At the same time he demonstrates how the ability to master a language, to narrate, and consequently the ability to shed light on one’s own history, is itself a project of emancipation. A person becomes individualised, distinct, only in relationships with others. And by recounting his story to the Scot MacFarlane – gentleman and fellow passenger – Dávur experiences precisely that: emancipation, both intellectually and physically.

Canterbury
”Is there anything you want more than anything else in this life? ” asks MacFarlane.
”To see Canterbury Cathedral,” Dávur replies.
And so it goes. The Faroese farmhand succeeds in making a new life for himself in a new country and culture which otherwise would have remained out of reach. Had he not transformed his life into a narrative. A narrative only he had the right to own.

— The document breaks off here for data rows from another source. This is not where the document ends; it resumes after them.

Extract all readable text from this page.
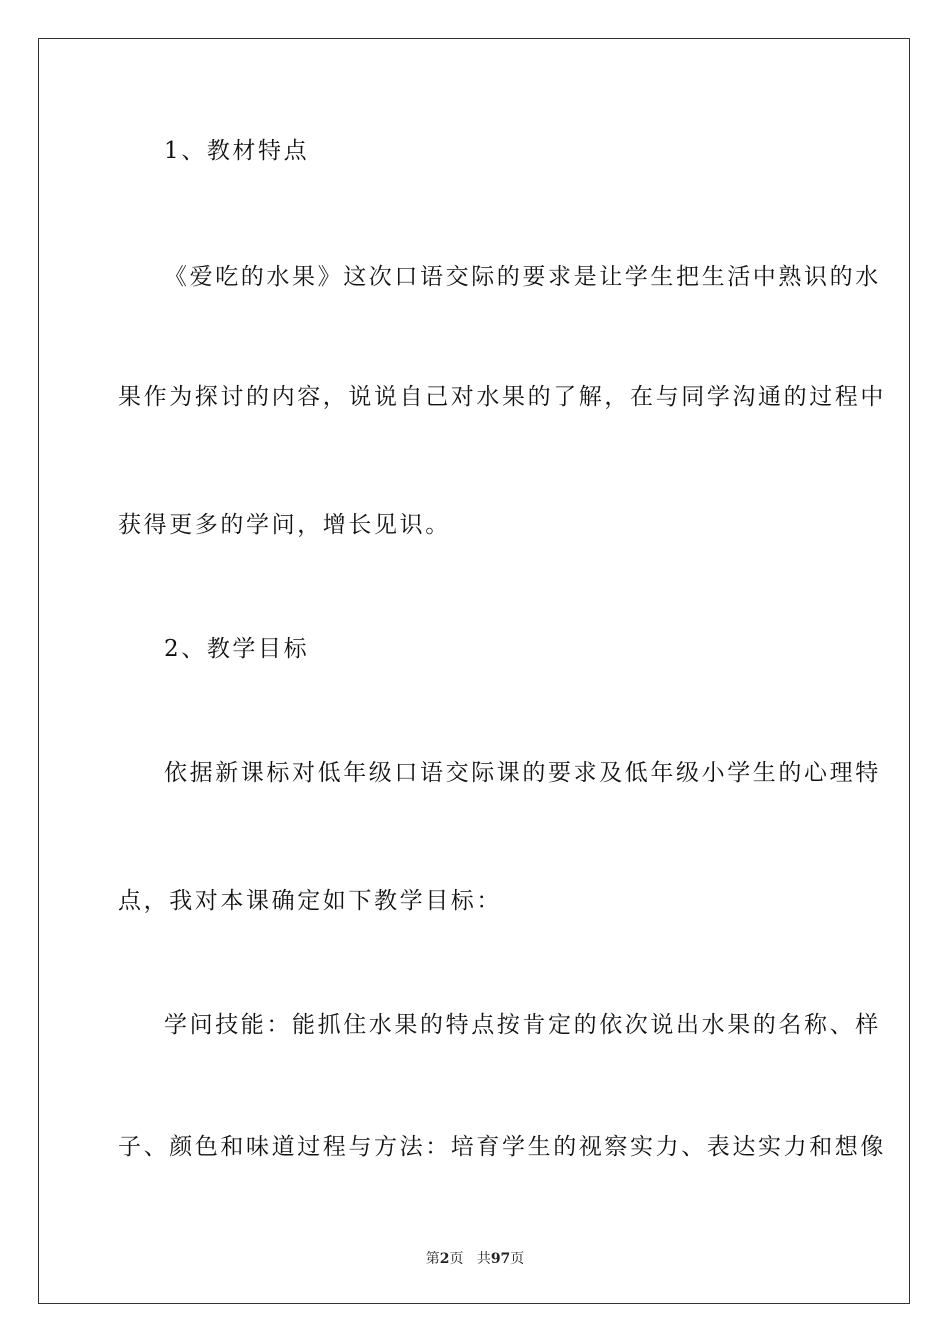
1、教材特点
《爱吃的水果》这次口语交际的要求是让学生把生活中熟识的水
果作为探讨的内容，说说自己对水果的了解，在与同学沟通的过程中
获得更多的学问，增长见识。
2、教学目标
依据新课标对低年级口语交际课的要求及低年级小学生的心理特
点，我对本课确定如下教学目标：
学问技能：能抓住水果的特点按肯定的依次说出水果的名称、样
子、颜色和味道过程与方法：培育学生的视察实力、表达实力和想像
第2页 共97页
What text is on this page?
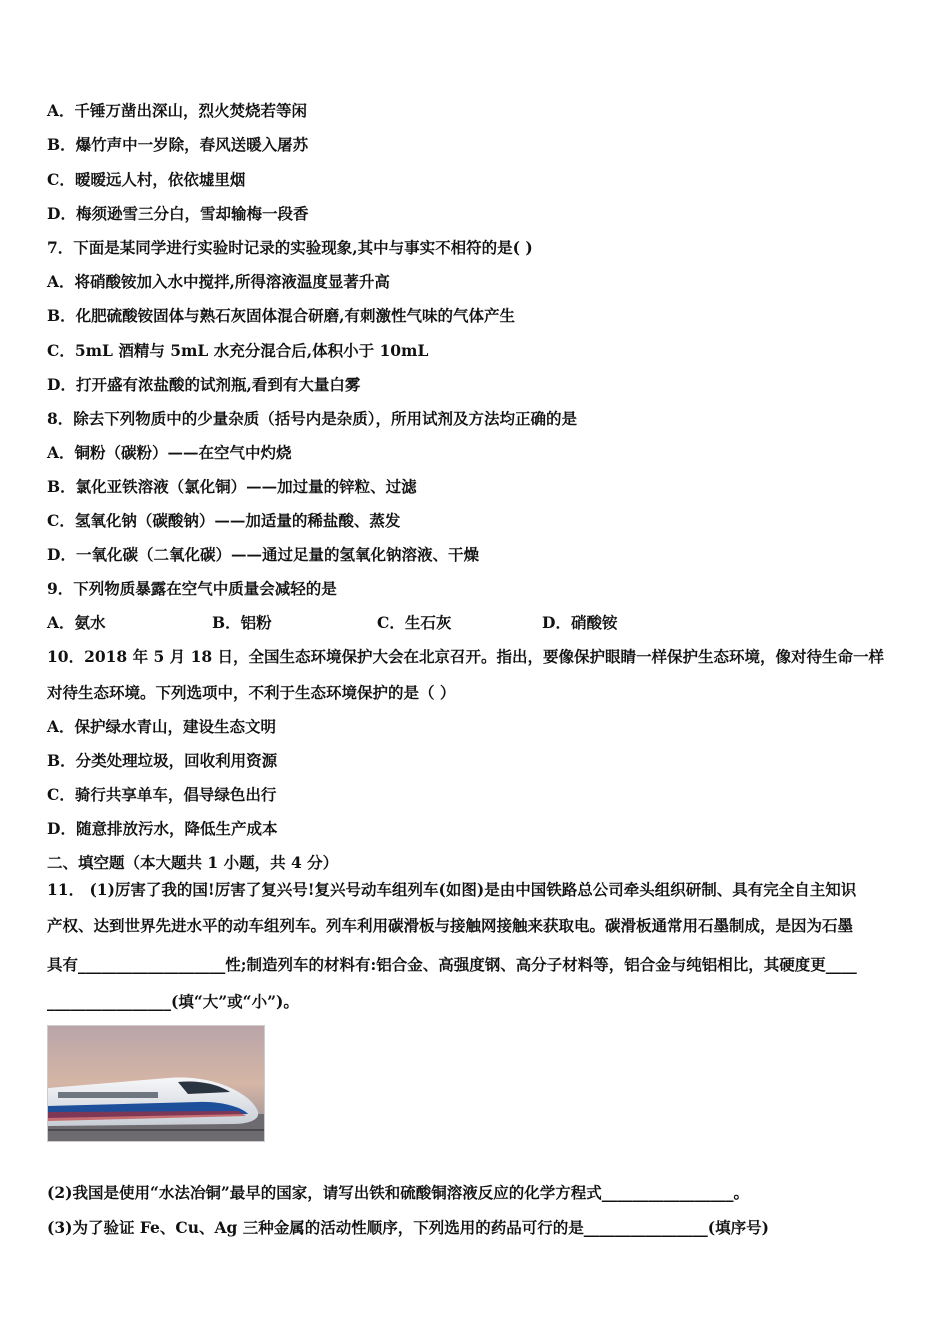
A．千锤万凿出深山，烈火焚烧若等闲
B．爆竹声中一岁除，春风送暖入屠苏
C．暧暧远人村，依依墟里烟
D．梅须逊雪三分白，雪却输梅一段香
7．下面是某同学进行实验时记录的实验现象,其中与事实不相符的是( )
A．将硝酸铵加入水中搅拌,所得溶液温度显著升高
B．化肥硫酸铵固体与熟石灰固体混合研磨,有刺激性气味的气体产生
C．5mL 酒精与 5mL 水充分混合后,体积小于 10mL
D．打开盛有浓盐酸的试剂瓶,看到有大量白雾
8．除去下列物质中的少量杂质（括号内是杂质），所用试剂及方法均正确的是
A．铜粉（碳粉）——在空气中灼烧
B．氯化亚铁溶液（氯化铜）——加过量的锌粒、过滤
C．氢氧化钠（碳酸钠）——加适量的稀盐酸、蒸发
D．一氧化碳（二氧化碳）——通过足量的氢氧化钠溶液、干燥
9．下列物质暴露在空气中质量会减轻的是
A．氨水	B．铝粉	C．生石灰	D．硝酸铵
10．2018 年 5 月 18 日，全国生态环境保护大会在北京召开。指出，要像保护眼睛一样保护生态环境，像对待生命一样
对待生态环境。下列选项中，不利于生态环境保护的是（ ）
A．保护绿水青山，建设生态文明
B．分类处理垃圾，回收利用资源
C．骑行共享单车，倡导绿色出行
D．随意排放污水，降低生产成本
二、填空题（本大题共 1 小题，共 4 分）
11． (1)厉害了我的国!厉害了复兴号!复兴号动车组列车(如图)是由中国铁路总公司牵头组织研制、具有完全自主知识
产权、达到世界先进水平的动车组列车。列车利用碳滑板与接触网接触来获取电。碳滑板通常用石墨制成，是因为石墨
具有___________________性;制造列车的材料有:铝合金、高强度钢、高分子材料等，铝合金与纯铝相比，其硬度更____
________________(填“大”或“小”)。
(2)我国是使用“水法冶铜”最早的国家，请写出铁和硫酸铜溶液反应的化学方程式_________________。
(3)为了验证 Fe、Cu、Ag 三种金属的活动性顺序，下列选用的药品可行的是________________(填序号)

This, apparently, is what is known as mastering a culture. Aspiring to achieve a type of knowing that overcomes all the hurdles we as humans place in the way of our own and others’ pursuit of life.
The fact that Davúr, at the end of the day, fails, along with the other characters in the book, to cut himself wholly free from his inherited and externally imposed destiny is just the obverse side of the same story. The story of how existential loneliness follows every personal emancipatory project like a shadow. The shadow of the modern pilgrim.